[postgis-devel] What's the point of this exercise in intersects?

Obe, Regina robe.dnd at cityofboston.gov
Wed Sep 10 05:45:17 PDT 2008


> That's not quite true for all cases.  If bboxes exist, it should be
the
> same performance per pair as the non-indexed &&, but it will be run on
> fewer pairs when it's redundant, and will improved performance
> considerably when it's not.
  
I guess my thinking is when you get a lot of positives for a large
polygon area - say 
if you wanted to collect all the interesting points that fall in Canada,
you could get maybe 32,000
points going into this redundant bbox check.  So even though
comparitively its cheap.  cheap * 32000
may not be so cheap.

> There's also the question of what the &&
> operator compares when there are no bboxes.  My assumption, which I'm
> open to having corrected, is that it will create bboxes for the
purpose
>  of comparison, but will not write it into the geometry. 

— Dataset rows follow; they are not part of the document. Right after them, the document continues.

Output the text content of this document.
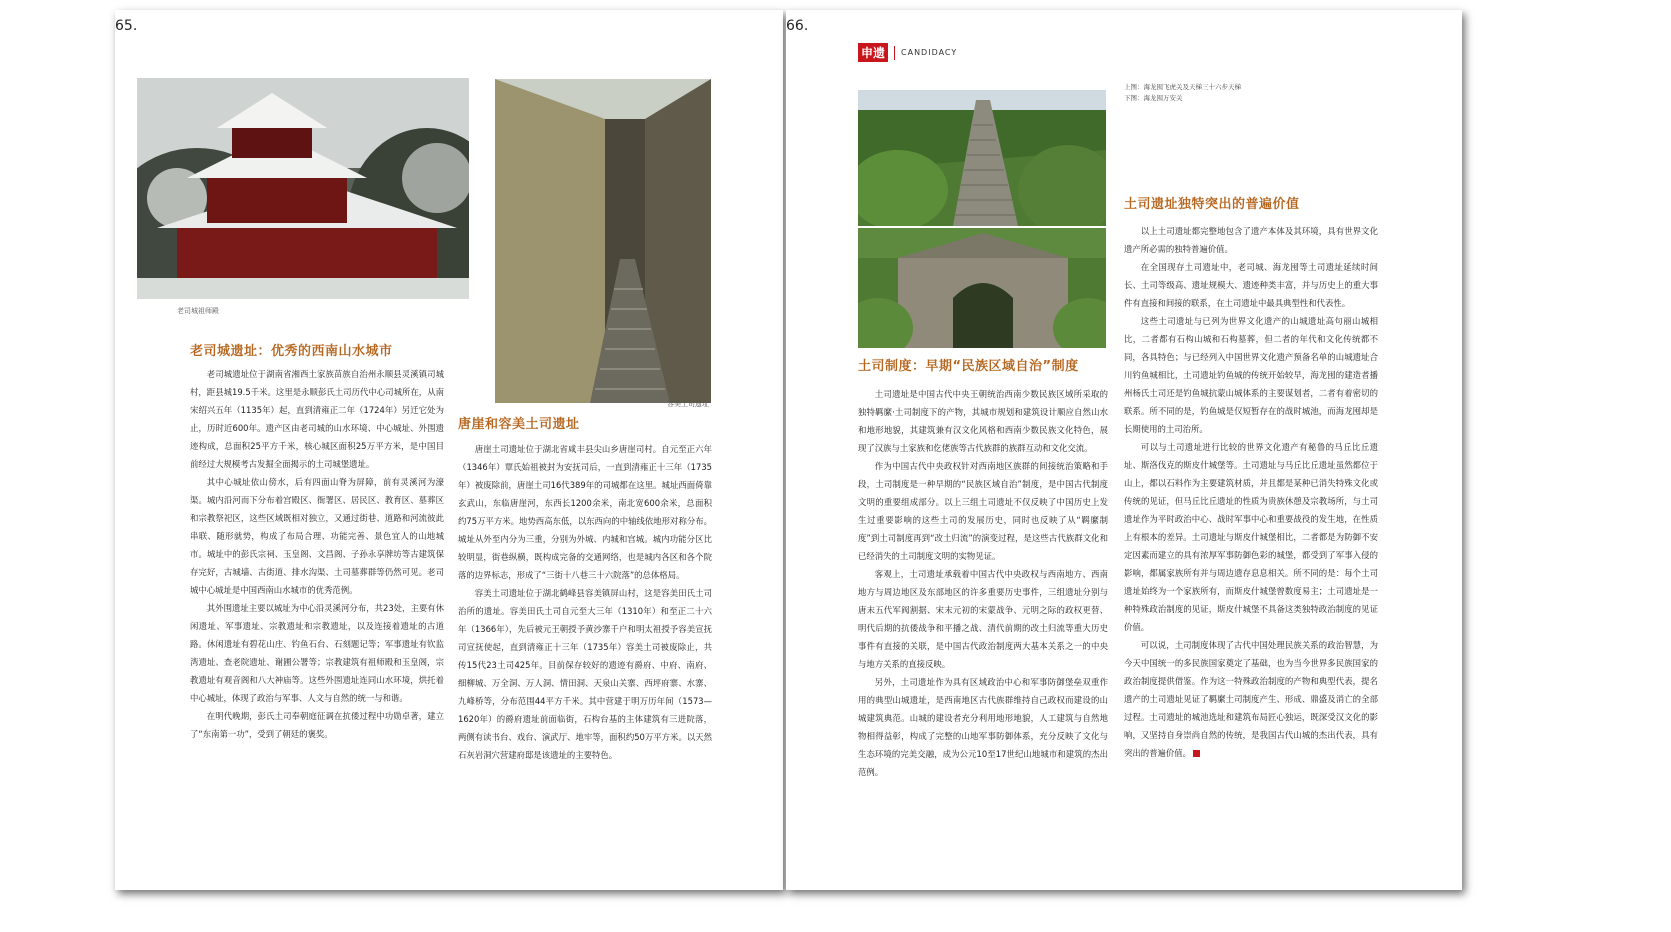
65.
老司城祖师殿
容美土司遗址
老司城遗址：优秀的西南山水城市

老司城遗址位于湖南省湘西土家族苗族自治州永顺县灵溪镇司城村，距县城19.5千米。这里是永顺彭氏土司历代中心司城所在，从南宋绍兴五年（1135年）起，直到清雍正二年（1724年）另迁它处为止，历时近600年。遗产区由老司城的山水环境、中心城址、外围遗迹构成，总面积25平方千米，核心城区面积25万平方米，是中国目前经过大规模考古发掘全面揭示的土司城堡遗址。

其中心城址依山傍水，后有四面山脊为屏障，前有灵溪河为濠渠。城内沿河而下分布着宫殿区、衙署区、居民区、教育区、墓葬区和宗教祭祀区，这些区域既相对独立，又通过街巷、道路和河流彼此串联、随形就势，构成了布局合理、功能完善、景色宜人的山地城市。城址中的彭氏宗祠、玉皇阁、文昌阁、子孙永享牌坊等古建筑保存完好，古城墙、古街道、排水沟渠、土司墓葬群等仍然可见。老司城中心城址是中国西南山水城市的优秀范例。

其外围遗址主要以城址为中心沿灵溪河分布，共23处，主要有休闲遗址、军事遗址、宗教遗址和宗教遗址，以及连接着遗址的古道路。休闲遗址有碧花山庄、钓鱼石台、石刻题记等；军事遗址有钦监湾遗址、查老院遗址、谢圃公署等；宗教建筑有祖师殿和玉皇阁，宗教遗址有观音阁和八大神庙等。这些外围遗址连同山水环境，烘托着中心城址，体现了政治与军事、人文与自然的统一与和谐。

在明代晚期，彭氏土司奉朝庭征调在抗倭过程中功勋卓著，建立了“东南第一功”，受到了朝廷的褒奖。

唐崖和容美土司遗址

唐崖土司遗址位于湖北省咸丰县尖山乡唐崖司村。自元至正六年（1346年）覃氏始祖被封为安抚司后，一直到清雍正十三年（1735年）被废除前，唐崖土司16代389年的司城都在这里。城址西面倚靠玄武山，东临唐崖河，东西长1200余米，南北宽600余米，总面积约75万平方米。地势西高东低，以东西向的中轴线依地形对称分布。城址从外至内分为三重，分别为外城、内城和宫城。城内功能分区比较明显，街巷纵横，既构成完备的交通网络，也是城内各区和各个院落的边界标志，形成了“三街十八巷三十六院落”的总体格局。

容美土司遗址位于湖北鹤峰县容美镇屏山村，这是容美田氏土司治所的遗址。容美田氏土司自元至大三年（1310年）和至正二十六年（1366年），先后被元王朝授予黄沙寨千户和明太祖授予容美宣抚司宣抚使起，直到清雍正十三年（1735年）容美土司被废除止，共传15代23土司425年。目前保存较好的遗迹有爵府、中府、南府、细柳城、万全洞、万人洞、情田洞、天泉山关寨、西坪府寨、水寨、九峰桥等，分布范围44平方千米。其中营建于明万历年间（1573—1620年）的爵府遗址前面临街，石构台基的主体建筑有三进院落，两侧有读书台、戏台、演武厅、地牢等，面积约50万平方米。以天然石灰岩洞穴营建府邸是该遗址的主要特色。

66.
申遗	CANDIDACY
上图：海龙囤飞虎关及天梯三十六步天梯
下图：海龙囤万安关
土司制度：早期“民族区域自治”制度

土司遗址是中国古代中央王朝统治西南少数民族区域所采取的独特羁縻·土司制度下的产物，其城市规划和建筑设计顺应自然山水和地形地貌，其建筑兼有汉文化风格和西南少数民族文化特色，展现了汉族与土家族和仡佬族等古代族群的族群互动和文化交流。

作为中国古代中央政权针对西南地区族群的间接统治策略和手段，土司制度是一种早期的“民族区域自治”制度，是中国古代制度文明的重要组成部分。以上三组土司遗址不仅反映了中国历史上发生过重要影响的这些土司的发展历史，同时也反映了从“羁縻制度”到土司制度再到“改土归流”的演变过程，是这些古代族群文化和已经消失的土司制度文明的实物见证。

客观上，土司遗址承载着中国古代中央政权与西南地方、西南地方与周边地区及东部地区的许多重要历史事件，三组遗址分别与唐末五代军阀割据、宋末元初的宋蒙战争、元明之际的政权更替、明代后期的抗倭战争和平播之战、清代前期的改土归流等重大历史事件有直接的关联，是中国古代政治制度两大基本关系之一的中央与地方关系的直接反映。

另外，土司遗址作为具有区域政治中心和军事防御堡垒双重作用的典型山城遗址，是西南地区古代族群维持自己政权而建设的山城建筑典范。山城的建设者充分利用地形地貌，人工建筑与自然地物相得益彰，构成了完整的山地军事防御体系，充分反映了文化与生态环境的完美交融，成为公元10至17世纪山地城市和建筑的杰出范例。

土司遗址独特突出的普遍价值

以上土司遗址都完整地包含了遗产本体及其环境，具有世界文化遗产所必需的独特普遍价值。

在全国现存土司遗址中，老司城、海龙囤等土司遗址延续时间长、土司等级高、遗址规模大、遗迹种类丰富，并与历史上的重大事件有直接和间接的联系，在土司遗址中最具典型性和代表性。

这些土司遗址与已列为世界文化遗产的山城遗址高句丽山城相比，二者都有石构山城和石构墓葬，但二者的年代和文化传统都不同，各具特色；与已经列入中国世界文化遗产预备名单的山城遗址合川钓鱼城相比，土司遗址钓鱼城的传统开始较早，海龙囤的建造者播州杨氏土司还是钓鱼城抗蒙山城体系的主要谋划者，二者有着密切的联系。所不同的是，钓鱼城是仅短暂存在的战时城池，而海龙囤却是长期使用的土司治所。

可以与土司遗址进行比较的世界文化遗产有秘鲁的马丘比丘遗址、斯洛伐克的斯皮什城堡等。土司遗址与马丘比丘遗址虽然都位于山上，都以石料作为主要建筑材质，并且都是某种已消失特殊文化或传统的见证，但马丘比丘遗址的性质为贵族休憩及宗教场所，与土司遗址作为平时政治中心、战时军事中心和重要战役的发生地，在性质上有根本的差异。土司遗址与斯皮什城堡相比，二者都是为防御不安定因素而建立的具有浓厚军事防御色彩的城堡，都受到了军事入侵的影响，都属家族所有并与周边遗存息息相关。所不同的是：每个土司遗址始终为一个家族所有，而斯皮什城堡曾数度易主；土司遗址是一种特殊政治制度的见证，斯皮什城堡不具备这类独特政治制度的见证价值。

可以说，土司制度体现了古代中国处理民族关系的政治智慧，为今天中国统一的多民族国家奠定了基础，也为当今世界多民族国家的政治制度提供借鉴。作为这一特殊政治制度的产物和典型代表，提名遗产的土司遗址见证了羁縻土司制度产生、形成、鼎盛及消亡的全部过程。土司遗址的城池选址和建筑布局匠心独运，既深受汉文化的影响，又坚持自身崇尚自然的传统，是我国古代山城的杰出代表，具有突出的普遍价值。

I suspect you may be right, but then again the way we have the postgis
functions short-circuiting,
you would be paying this penalty anyway.  But then again SQL functions
cache.  Though I haven't looked at how the operators work, I suspect its
highly likely a 

&& call would look something like CAST(geom1 as box2d) && CAST(geom2 As
box2d)

And the casting process would be cached for each unique geometry - so it
would end up creating a bbox only once for each geom.  If you consider
that often times the geometry that doesn't have a bbox is probably a
calculated constant in your query, that ends up being only once so
probably very efficient.


> Really, it's the tests that will determine it's value.  I may run a
few
> of my own today and see what I get.

That would be great if you get to test it.  I'm still fighting with my
various boxes so probably won't be able to get to it for another week.